An Impact Management System (IMS) can be defined as a platform that provides a technological means for capturing, measuring and/or demonstrating impact from research or other activities. This impact can be social, cultural, environmental, economic or other.
The vocabulary of impact-related terms continues to develop apace. In this article we will address one of the more recent introductions into the terminology – the Impact Management System (IMS), which can be considered to be part of ImpactTech.
What does an Impact Management System do?
There are many different elements to impact, and Impact Management Systems can vary from specialized (i.e. supporting specific components of impact, such as evidence collection or project management) through to holistic, with various impact strands converging into a centralized portal.
An IMS can enable researchers to capture data related to impact, measure impact against indicators, assign evidence to research projects, produce reports that demonstrate various types of impact, plan research projects against impact objectives, alongside a range of other functions.
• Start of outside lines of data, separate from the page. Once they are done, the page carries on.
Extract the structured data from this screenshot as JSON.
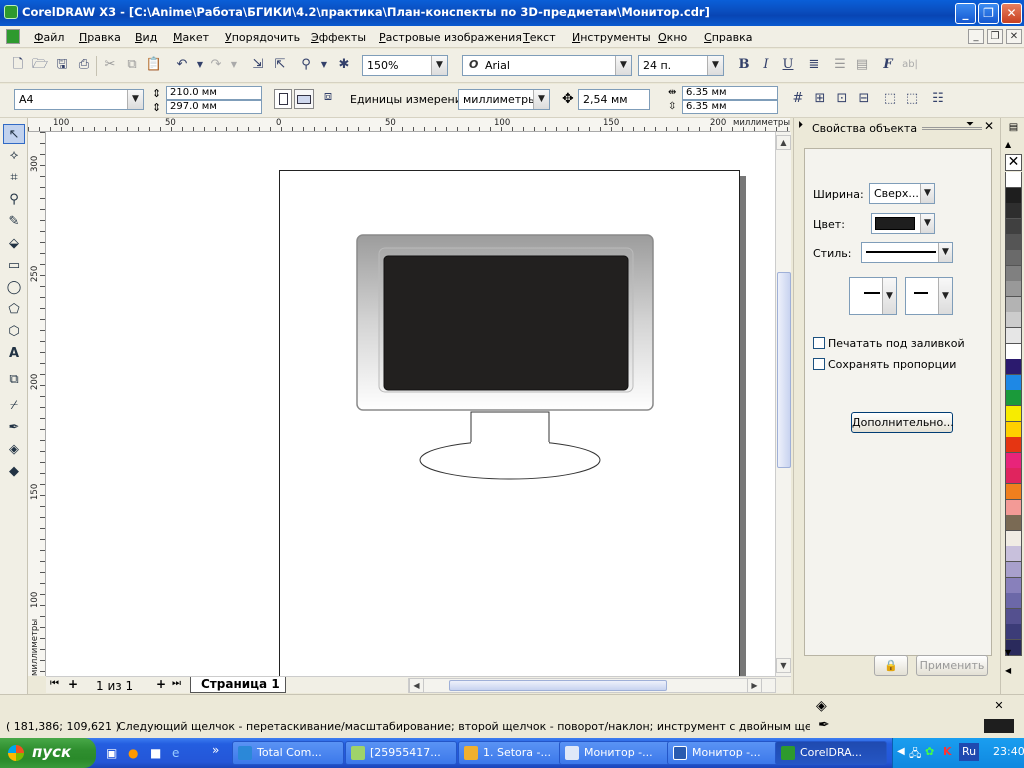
{
  "window": {
    "title": "CorelDRAW X3 - [C:\\Anime\\Работа\\БГИКИ\\4.2\\практика\\План-конспекты по 3D-предметам\\Монитор.cdr]",
    "min": "_",
    "max": "❐",
    "close": "✕"
  },
  "menu": {
    "items": [
      "Файл",
      "Правка",
      "Вид",
      "Макет",
      "Упорядочить",
      "Эффекты",
      "Растровые изображения",
      "Текст",
      "Инструменты",
      "Окно",
      "Справка"
    ]
  },
  "standard_toolbar": {
    "zoom": "150%",
    "font": "Arial",
    "font_size": "24 п."
  },
  "property_bar": {
    "page_size": "A4",
    "width": "210.0 мм",
    "height": "297.0 мм",
    "units_label": "Единицы измерения:",
    "units": "миллиметры",
    "nudge": "2,54 мм",
    "dup_x": "6.35 мм",
    "dup_y": "6.35 мм"
  },
  "ruler": {
    "h_labels": [
      "100",
      "50",
      "0",
      "50",
      "100",
      "150",
      "200"
    ],
    "h_unit": "миллиметры",
    "v_labels": [
      "300",
      "250",
      "200",
      "150",
      "100"
    ],
    "v_unit": "миллиметры"
  },
  "page_nav": {
    "counter": "1 из 1",
    "tab": "Страница 1"
  },
  "docker": {
    "title": "Свойства объекта",
    "width_label": "Ширина:",
    "width_value": "Сверх...",
    "color_label": "Цвет:",
    "color_value": "#1e1e1e",
    "style_label": "Стиль:",
    "checkbox_print_under_fill": "Печатать под заливкой",
    "checkbox_keep_proportions": "Сохранять пропорции",
    "advanced_button": "Дополнительно...",
    "apply_button": "Применить"
  },
  "palette": {
    "colors": [
      "#ffffff",
      "#1e1e1e",
      "#2e2e2e",
      "#404040",
      "#555555",
      "#6a6a6a",
      "#808080",
      "#999999",
      "#b3b3b3",
      "#cccccc",
      "#e6e6e6",
      "#ffffff",
      "#2b1a6e",
      "#1e88e5",
      "#1a9a3a",
      "#f7ec00",
      "#ffd000",
      "#e53512",
      "#e8247a",
      "#e0245e",
      "#f07f1e",
      "#f39a96",
      "#7a6a54",
      "#f0ece4",
      "#c8c0dc",
      "#a8a0cc",
      "#8880bb",
      "#6c68a8",
      "#54508f",
      "#3c3c78",
      "#2a2a5c"
    ]
  },
  "status": {
    "coords": "( 181,386; 109,621 )",
    "message": "Следующий щелчок - перетаскивание/масштабирование; второй щелчок - поворот/наклон; инструмент с двойным щелчком выбира..."
  },
  "taskbar": {
    "start": "пуск",
    "tasks": [
      "Total Com...",
      "[25955417...",
      "1. Setora -...",
      "Монитор -...",
      "Монитор -...",
      "CorelDRA..."
    ],
    "lang": "Ru",
    "clock": "23:40"
  }
}
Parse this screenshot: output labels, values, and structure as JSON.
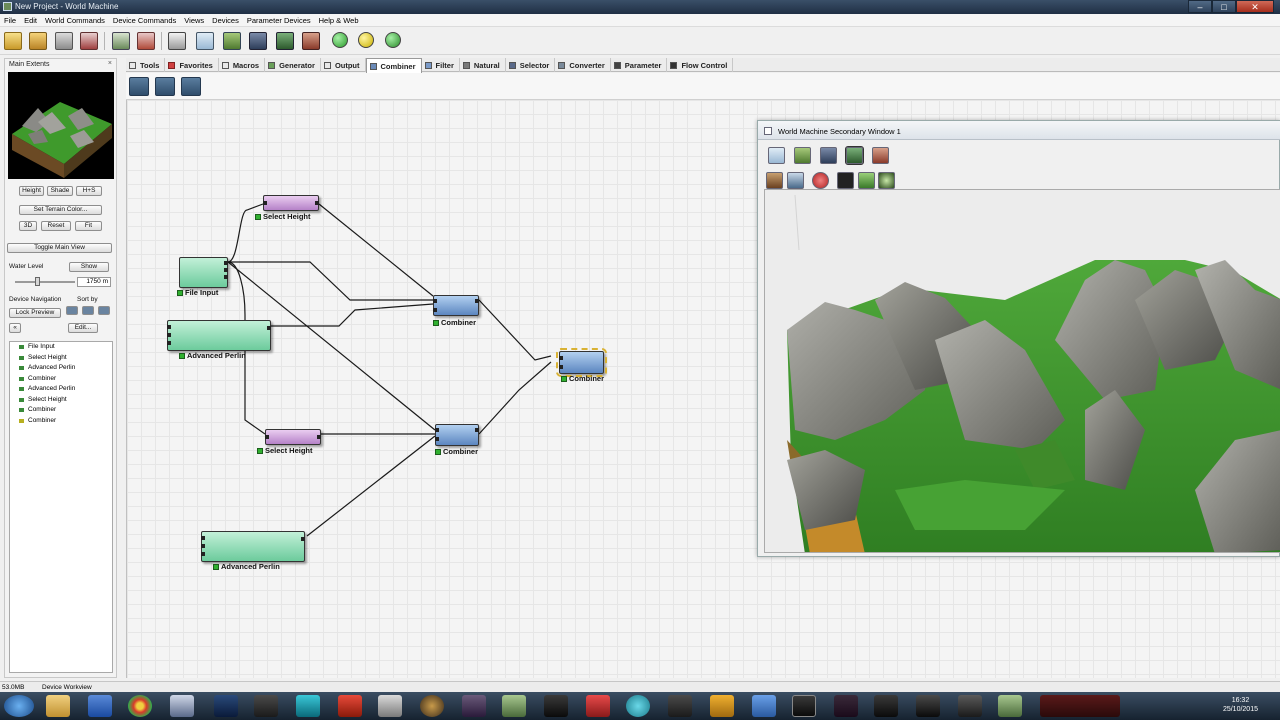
{
  "window": {
    "title": "New Project - World Machine"
  },
  "menu": [
    "File",
    "Edit",
    "World Commands",
    "Device Commands",
    "Views",
    "Devices",
    "Parameter Devices",
    "Help & Web"
  ],
  "left_panel": {
    "title": "Main Extents",
    "buttons": {
      "height": "Height",
      "shade": "Shade",
      "hs": "H+S",
      "set_terrain_color": "Set Terrain Color...",
      "b3d": "3D",
      "reset": "Reset",
      "fit": "Fit",
      "toggle_main_view": "Toggle Main View",
      "show": "Show",
      "lock_preview": "Lock Preview",
      "edit": "Edit..."
    },
    "water_level_label": "Water Level",
    "water_level_value": "1750 m",
    "device_navigation_label": "Device Navigation",
    "sort_by_label": "Sort by",
    "device_list": [
      "File Input",
      "Select Height",
      "Advanced Perlin",
      "Combiner",
      "Advanced Perlin",
      "Select Height",
      "Combiner",
      "Combiner"
    ]
  },
  "tabs": [
    "Tools",
    "Favorites",
    "Macros",
    "Generator",
    "Output",
    "Combiner",
    "Filter",
    "Natural",
    "Selector",
    "Converter",
    "Parameter",
    "Flow Control"
  ],
  "active_tab": "Combiner",
  "nodes": {
    "select_height_1": "Select Height",
    "file_input": "File Input",
    "advanced_perlin_1": "Advanced Perlin",
    "combiner_1": "Combiner",
    "combiner_selected": "Combiner",
    "select_height_2": "Select Height",
    "combiner_2": "Combiner",
    "advanced_perlin_2": "Advanced Perlin"
  },
  "secondary_window": {
    "title": "World Machine Secondary Window 1"
  },
  "status": {
    "memory": "53.0MB",
    "view": "Device Workview"
  },
  "taskbar": {
    "time": "16:32",
    "date": "25/10/2015"
  },
  "colors": {
    "node_generator": "#6ccb9c",
    "node_selector": "#b582c8",
    "node_combiner": "#5c86c0",
    "terrain_grass": "#3f9a2c",
    "terrain_rock": "#8a8a86"
  }
}
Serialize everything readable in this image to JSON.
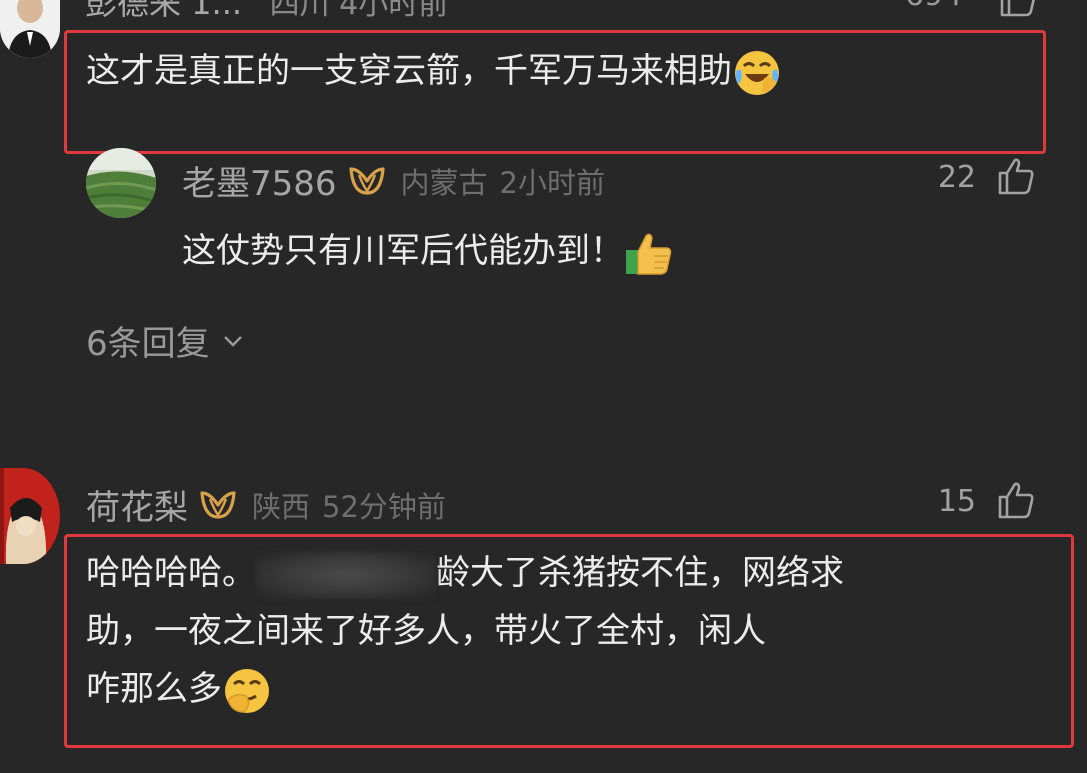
{
  "top_comment": {
    "name_partial": "彭德来 1...",
    "location_partial": "四川 4小时前",
    "like_count_partial": "694",
    "text": "这才是真正的一支穿云箭，千军万马来相助"
  },
  "reply": {
    "name": "老墨7586",
    "location": "内蒙古",
    "time": "2小时前",
    "like_count": "22",
    "text": "这仗势只有川军后代能办到！"
  },
  "replies_link": "6条回复",
  "second_comment": {
    "name": "荷花梨",
    "location": "陕西",
    "time": "52分钟前",
    "like_count": "15",
    "text_line1_start": "哈哈哈哈。",
    "text_line1_end": "龄大了杀猪按不住，网络求",
    "text_line2": "助，一夜之间来了好多人，带火了全村，闲人",
    "text_line3": "咋那么多"
  },
  "colors": {
    "background": "#272727",
    "highlight": "#e0383c",
    "vip_gold": "#d8a24a"
  },
  "icons": [
    "thumbs-up-outline-icon",
    "vip-badge-icon",
    "chevron-down-icon",
    "laughing-crying-emoji",
    "thumbs-up-emoji",
    "giggle-emoji"
  ]
}
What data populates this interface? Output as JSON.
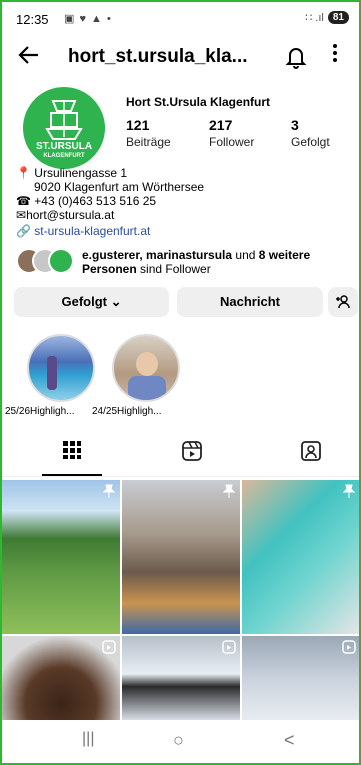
{
  "status": {
    "time": "12:35",
    "icons": "▣ ♥ ▲ •",
    "signal": "∷ .ıl",
    "battery": "81"
  },
  "header": {
    "username": "hort_st.ursula_kla...",
    "back_icon": "arrow-left-icon",
    "bell_icon": "bell-icon",
    "more_icon": "more-vertical-icon"
  },
  "profile": {
    "avatar_text_top": "ST.URSULA",
    "avatar_text_bottom": "KLAGENFURT",
    "display_name": "Hort St.Ursula Klagenfurt",
    "stats": [
      {
        "num": "121",
        "label": "Beiträge"
      },
      {
        "num": "217",
        "label": "Follower"
      },
      {
        "num": "3",
        "label": "Gefolgt"
      }
    ],
    "bio": {
      "address1": "Ursulinengasse 1",
      "address2": "9020 Klagenfurt am Wörthersee",
      "phone": "+43 (0)463 513 516 25",
      "email": "hort@stursula.at",
      "website": "st-ursula-klagenfurt.at"
    },
    "followed_by": {
      "names": "e.gusterer, marinastursula",
      "middle": " und ",
      "more": "8 weitere",
      "rest": "Personen",
      "suffix": " sind Follower"
    }
  },
  "actions": {
    "following": "Gefolgt",
    "message": "Nachricht"
  },
  "highlights": [
    {
      "label": "25/26Highligh..."
    },
    {
      "label": "24/25Highligh..."
    }
  ],
  "tabs": [
    "grid-icon",
    "reels-icon",
    "tagged-icon"
  ],
  "grid_badges": [
    "pin-icon",
    "pin-icon",
    "pin-icon",
    "reel-icon",
    "reel-icon",
    "reel-icon"
  ],
  "nav": {
    "recent": "|||",
    "home": "○",
    "back": "<"
  }
}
For Research Managers, it can provide a useful centralized resource for collecting complex sets of data against specific projects that align to assessment frameworks, university objectives or other requirements.
Research Directors gain the ability to quickly access and evaluate research projects across their assigned Unit of Assessments and gain an overall understanding of the direction of these projects.
Some Impact Management Systems also facilitate collaboration between different teams across an institution – for instance, providing a mechanism for public engagement units to support principal investigators with relevant materials.
Overall, an Impact Management System is a product that helps align research projects to impact and removes many of the challenges associated with having to demonstrate complex impact, using automation where possible.
Why do I need an Impact Management System?
The need to demonstrate impact can create a whole host of challenges across an institution.
Researchers may need to reshape their thinking when it comes to their projects, and may have to spend additional time in planning, preparation and delivery of their projects such that the impact is more readily understood.
For Research Managers and Research Directors, various deadlines and institutional strategies may require the creation of impact case studies or even other means of showing the impact of researcher activities. This can be driven by wide-ranging factors, such as governmental policies, emerging frameworks or changing public demands.
Impact Management Systems exist to simplify these areas of impact, reduce the burden on researchers, Research Managers and Research Directors, and ultimately demonstrate the impact of your work in the best possible light – with the least possible input.
Evidence collection can frequently pose a significant challenge to researchers, especially if they have to look back over years of research to identify appropriate materials. An IMS equipped to centrally store evidence, however, will make this process easy, by ensuring these materials are available whenever the researcher needs them.
Many templates have been produced (and continue to be produced!) to support impact planning and project management. An IMS can help to keep these in a centralized portal and enable simpler, form-based methodologies for planning and capturing relevant impact information. Reducing the number of different templates and interfaces that teams involved in impact projects need to use naturally increases efficiency and reduces wasted time.
Another use comes in reporting – there are many different frameworks that require the demonstration of impact. An IMS can make it easy to take existing data and export this into a format appropriate for these frameworks, further saving researchers time in having to manually craft multiple different expressions of the hard work they have already carried out.
How much does an Impact Management System cost?
There is necessarily a cost in adopting an IMS.
However, many products will offer different pricing tiers. Typically these can be aligned to the particular needs of an individual institution. For example, a university with hundreds of thousands of enrollments will have very different requirements from a specialized research institute of fewer than a hundred colleagues.
Usually you will be able to access an IMS through a cloud-based subscription model, which can scale up and down depending on your changing impact needs.
Do Impact Management Systems overlap with existing research platforms?
There can easily be an overlap between an IMS and existing CRIS, RIMS or otherwise.
However, some Impact Management Systems do integrate with your existing systems, meaning that there is a lower cost associated with the implementation, and that the risk of data duplication is reduced.